Örneğin Korcan’ın gönderilip aynı kalitedeki Akın’ın 2 katı ücretle getirilmesinin mantığnı anlamakta ben zorlanıyorum.
Yusuf Abdioğlu’nun da Mehmet Yiğiner döneminde Ankaragücü’nden aldığı ücretin 5-6 katına imza attığı iddiası var.
Bir yetkili bu iddialara açıklık getirir umarım.
9-Mustafa Dalcı’nın Ankaragücü’ndeki ilk 7-8 hafta ile sonrasında İstanbulspor’daki performanslarını başarılı buluyorum.

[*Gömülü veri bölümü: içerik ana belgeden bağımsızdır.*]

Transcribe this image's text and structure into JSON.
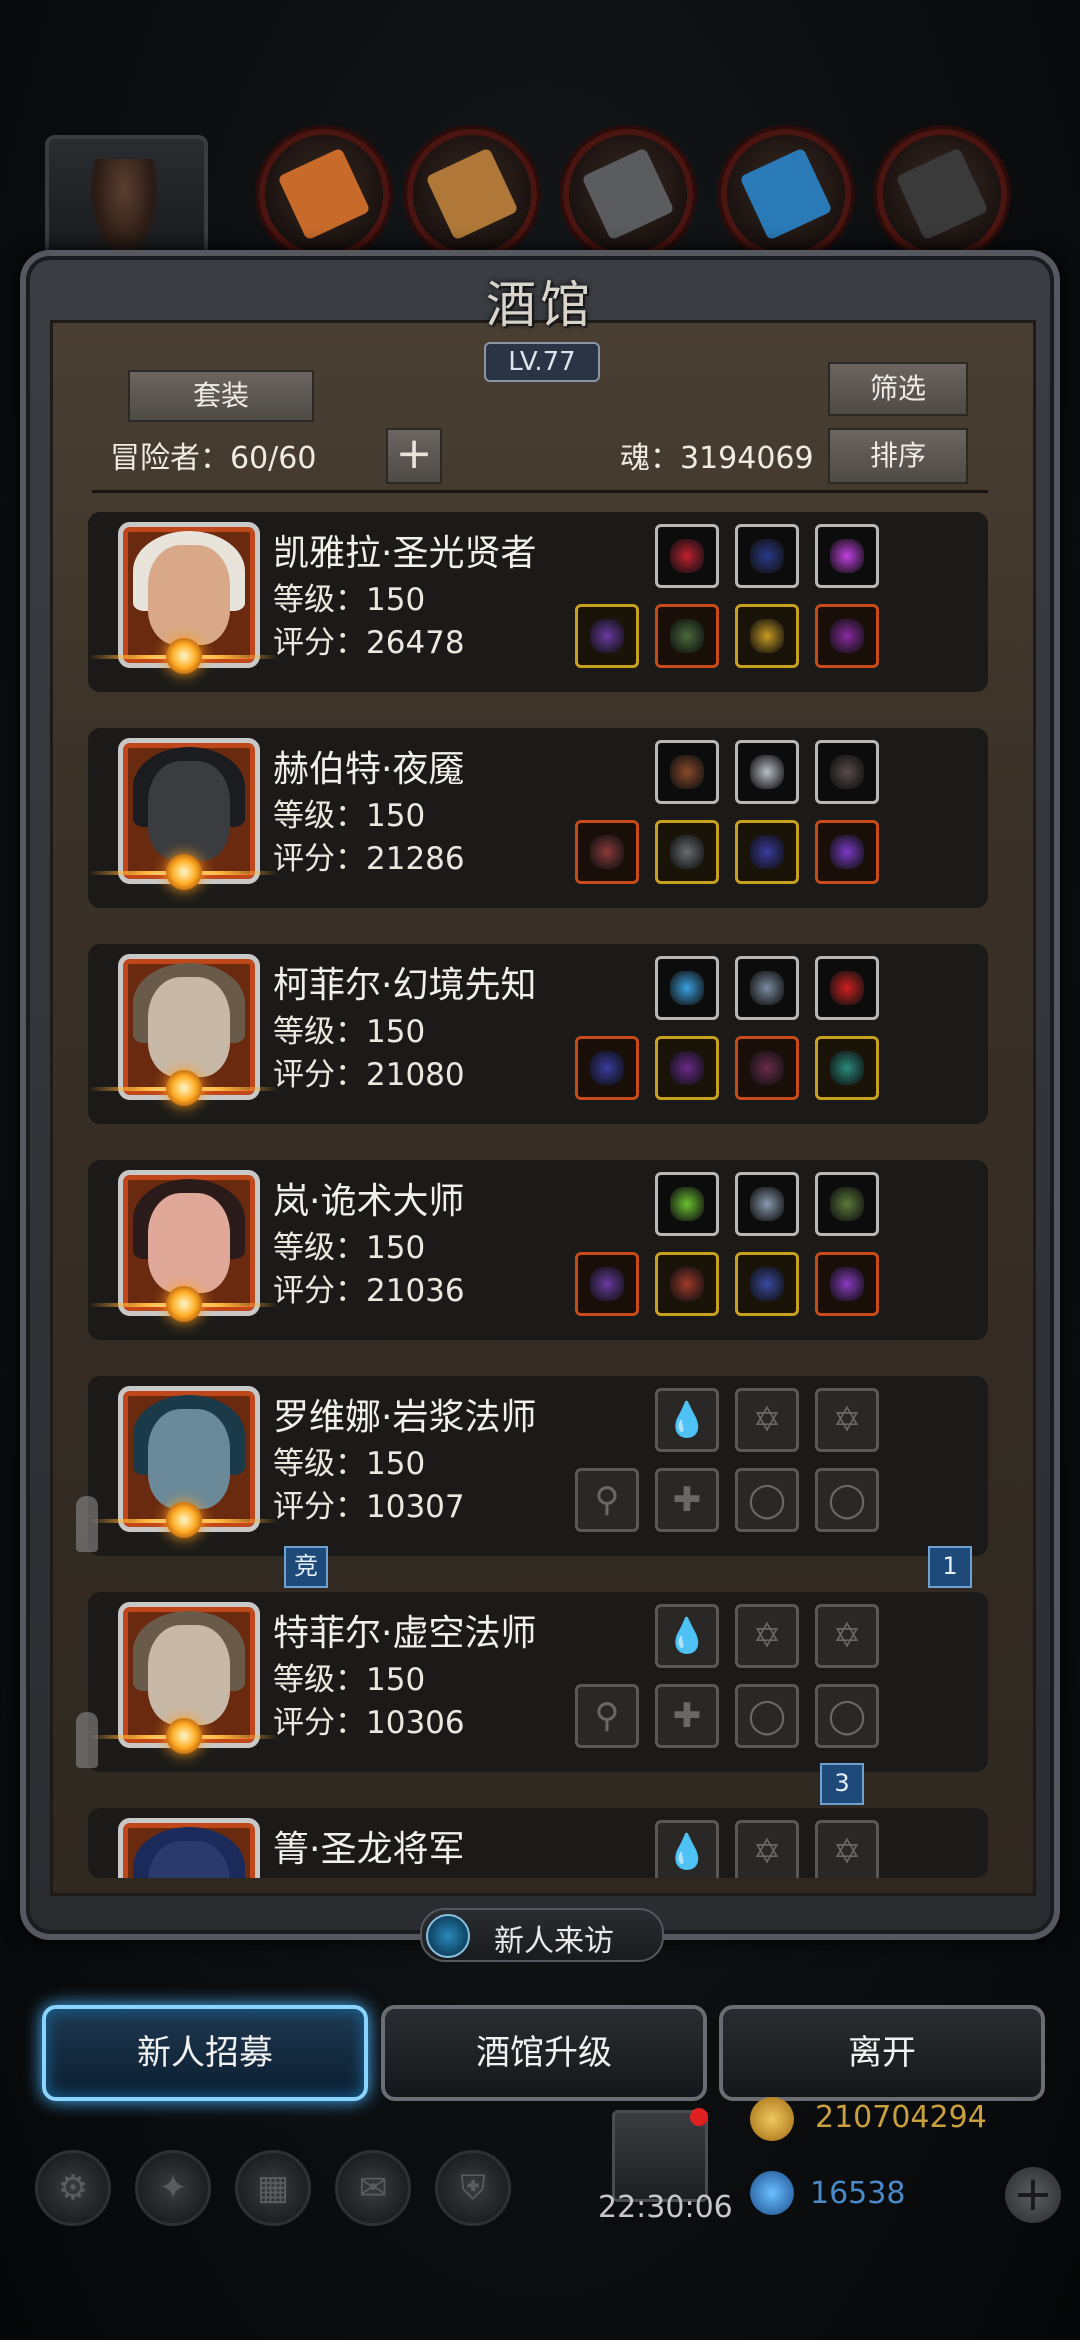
{
  "top_bar": {
    "icons": [
      {
        "name": "orange-ore-icon",
        "color": "#c86a2a"
      },
      {
        "name": "wood-plank-icon",
        "color": "#b07838"
      },
      {
        "name": "iron-bar-icon",
        "color": "#5a5c5e"
      },
      {
        "name": "blue-crystal-icon",
        "color": "#2a7ab8"
      },
      {
        "name": "black-ingot-icon",
        "color": "#3a3a3a"
      }
    ]
  },
  "tavern": {
    "title": "酒馆",
    "level": "LV.77",
    "set_button": "套装",
    "filter_button": "筛选",
    "sort_button": "排序",
    "adventurers_label": "冒险者：60/60",
    "soul_label": "魂：3194069"
  },
  "heroes": [
    {
      "name": "凯雅拉·圣光贤者",
      "level": "等级：150",
      "score": "评分：26478",
      "ghost": false,
      "top_slots": [
        {
          "style": "dark",
          "color": "#c02030"
        },
        {
          "style": "dark",
          "color": "#2a3a8a"
        },
        {
          "style": "dark",
          "color": "#c040e0"
        }
      ],
      "bottom_slots": [
        {
          "style": "gold",
          "color": "#6a3aa0"
        },
        {
          "style": "orange",
          "color": "#4a6a3a"
        },
        {
          "style": "gold",
          "color": "#c89a20"
        },
        {
          "style": "orange",
          "color": "#8a2aa0"
        }
      ],
      "portrait": {
        "skin": "#d8a888",
        "hood": "#e8e4dc"
      }
    },
    {
      "name": "赫伯特·夜魇",
      "level": "等级：150",
      "score": "评分：21286",
      "ghost": false,
      "top_slots": [
        {
          "style": "dark",
          "color": "#8a4a2a"
        },
        {
          "style": "dark",
          "color": "#b8c0c8"
        },
        {
          "style": "dark",
          "color": "#5a4a4a"
        }
      ],
      "bottom_slots": [
        {
          "style": "orange",
          "color": "#8a3a3a"
        },
        {
          "style": "gold",
          "color": "#6a6c70"
        },
        {
          "style": "gold",
          "color": "#3a3aa0"
        },
        {
          "style": "orange",
          "color": "#7a3ac8"
        }
      ],
      "portrait": {
        "skin": "#3a3c40",
        "hood": "#1a1c20"
      }
    },
    {
      "name": "柯菲尔·幻境先知",
      "level": "等级：150",
      "score": "评分：21080",
      "ghost": false,
      "top_slots": [
        {
          "style": "dark",
          "color": "#3aa0e0"
        },
        {
          "style": "dark",
          "color": "#7a8aa0"
        },
        {
          "style": "dark",
          "color": "#d02020"
        }
      ],
      "bottom_slots": [
        {
          "style": "orange",
          "color": "#3a3aa0"
        },
        {
          "style": "gold",
          "color": "#6a2a8a"
        },
        {
          "style": "orange",
          "color": "#6a2a4a"
        },
        {
          "style": "gold",
          "color": "#2a8a7a"
        }
      ],
      "portrait": {
        "skin": "#c8b8a8",
        "hood": "#6a5a4a"
      }
    },
    {
      "name": "岚·诡术大师",
      "level": "等级：150",
      "score": "评分：21036",
      "ghost": false,
      "top_slots": [
        {
          "style": "dark",
          "color": "#6ac030"
        },
        {
          "style": "dark",
          "color": "#8a9ab0"
        },
        {
          "style": "dark",
          "color": "#5a7a3a"
        }
      ],
      "bottom_slots": [
        {
          "style": "orange",
          "color": "#6a3aa0"
        },
        {
          "style": "gold",
          "color": "#a03a2a"
        },
        {
          "style": "gold",
          "color": "#3a4aa0"
        },
        {
          "style": "orange",
          "color": "#8a3ac0"
        }
      ],
      "portrait": {
        "skin": "#e0a898",
        "hood": "#2a1a1a"
      }
    },
    {
      "name": "罗维娜·岩浆法师",
      "level": "等级：150",
      "score": "评分：10307",
      "ghost": true,
      "top_slots": [
        {
          "style": "empty",
          "glyph": "💧"
        },
        {
          "style": "empty",
          "glyph": "✡"
        },
        {
          "style": "empty",
          "glyph": "✡"
        }
      ],
      "bottom_slots": [
        {
          "style": "empty",
          "glyph": "⚲"
        },
        {
          "style": "empty",
          "glyph": "✚"
        },
        {
          "style": "empty",
          "glyph": "◯"
        },
        {
          "style": "empty",
          "glyph": "◯"
        }
      ],
      "portrait": {
        "skin": "#6a8a9a",
        "hood": "#1a3a4a"
      }
    },
    {
      "name": "特菲尔·虚空法师",
      "level": "等级：150",
      "score": "评分：10306",
      "ghost": true,
      "top_slots": [
        {
          "style": "empty",
          "glyph": "💧"
        },
        {
          "style": "empty",
          "glyph": "✡"
        },
        {
          "style": "empty",
          "glyph": "✡"
        }
      ],
      "bottom_slots": [
        {
          "style": "empty",
          "glyph": "⚲"
        },
        {
          "style": "empty",
          "glyph": "✚"
        },
        {
          "style": "empty",
          "glyph": "◯"
        },
        {
          "style": "empty",
          "glyph": "◯"
        }
      ],
      "portrait": {
        "skin": "#c8b8a8",
        "hood": "#6a5a4a"
      }
    },
    {
      "name": "箐·圣龙将军",
      "level": "",
      "score": "",
      "ghost": false,
      "top_slots": [
        {
          "style": "empty",
          "glyph": "💧"
        },
        {
          "style": "empty",
          "glyph": "✡"
        },
        {
          "style": "empty",
          "glyph": "✡"
        }
      ],
      "bottom_slots": [],
      "portrait": {
        "skin": "#2a3a6a",
        "hood": "#1a2a5a"
      }
    }
  ],
  "tags": {
    "competition": "竞",
    "rank_1": "1",
    "rank_3": "3"
  },
  "bottom": {
    "new_visitor": "新人来访",
    "recruit": "新人招募",
    "upgrade": "酒馆升级",
    "leave": "离开",
    "gold_amount": "210704294",
    "gem_amount": "16538",
    "time": "22:30:06"
  }
}
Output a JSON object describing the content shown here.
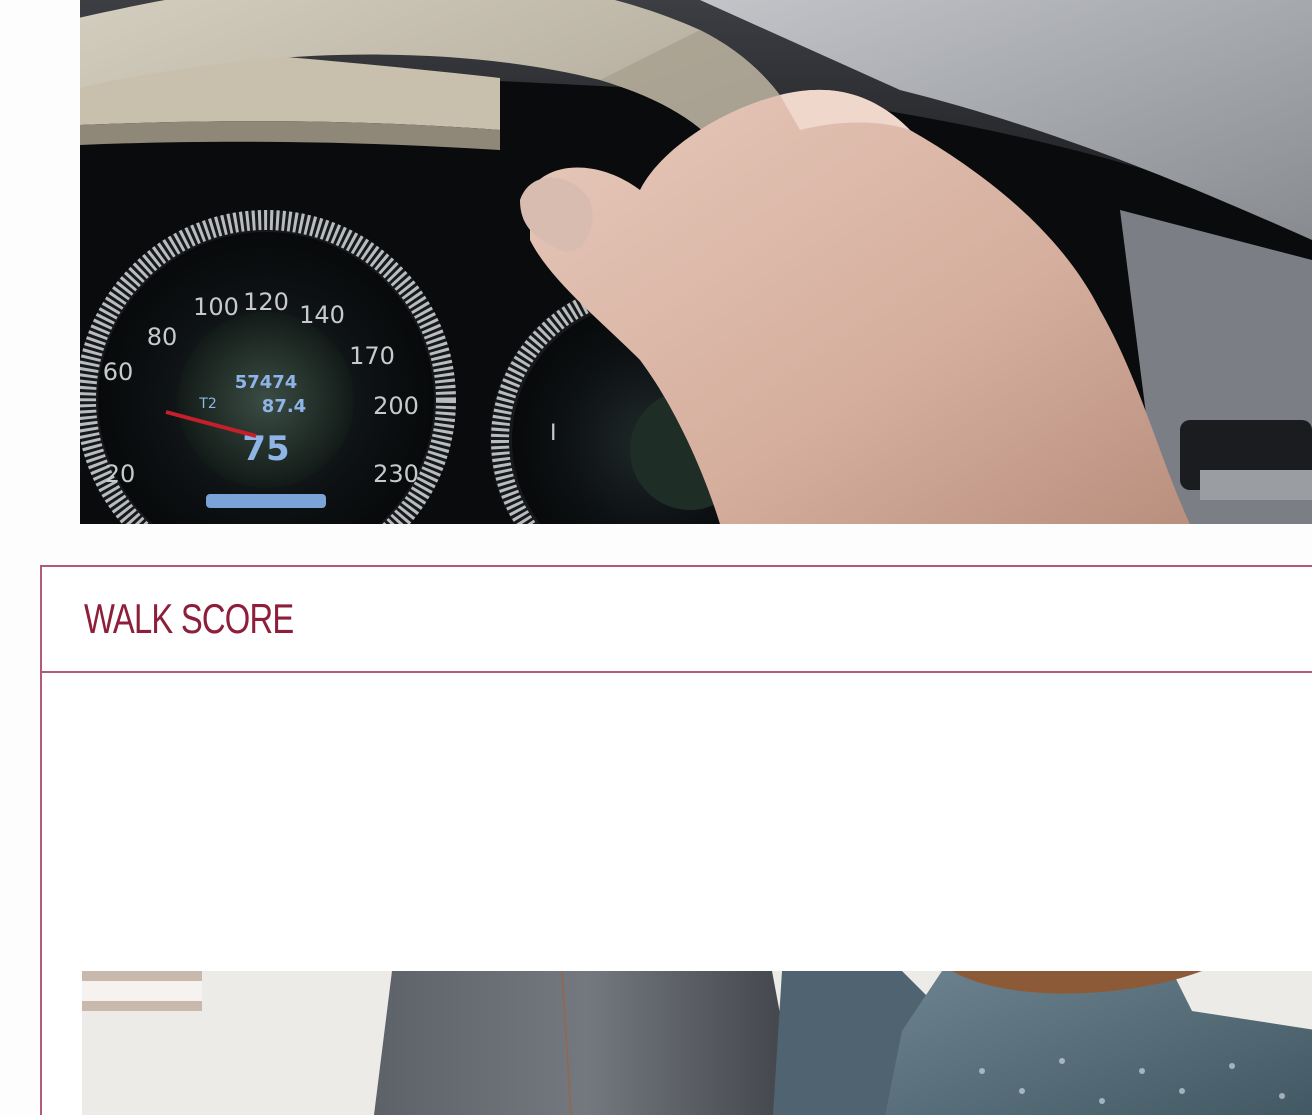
{
  "walk_score": {
    "title": "WALK SCORE"
  },
  "images": {
    "dashboard_photo": "car-dashboard-steering-wheel-photo",
    "walk_photo": "people-walking-photo"
  },
  "colors": {
    "accent": "#8d1f3a",
    "border": "#b35a7a"
  }
}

Buna rağmen, taraftarın büyük kısmının karşı çıktığı bir teknik direktörle çalışma kararı alınmasını risk olarak görüyorum.
Hele ki taraftarı ikna etmek yerine, rest çekerek bu sorunun çözülmek istenmesi son derece yanlış.
Taraftarla kavga ederek kulüp yönetilmeyeceğini bu yönetimin de öğrenmesi gerekir.
10- Berke Gürbüz’ün sadece 1 yıllık sözleşmesi kalmışken kiralanmak istenmesi acemilik.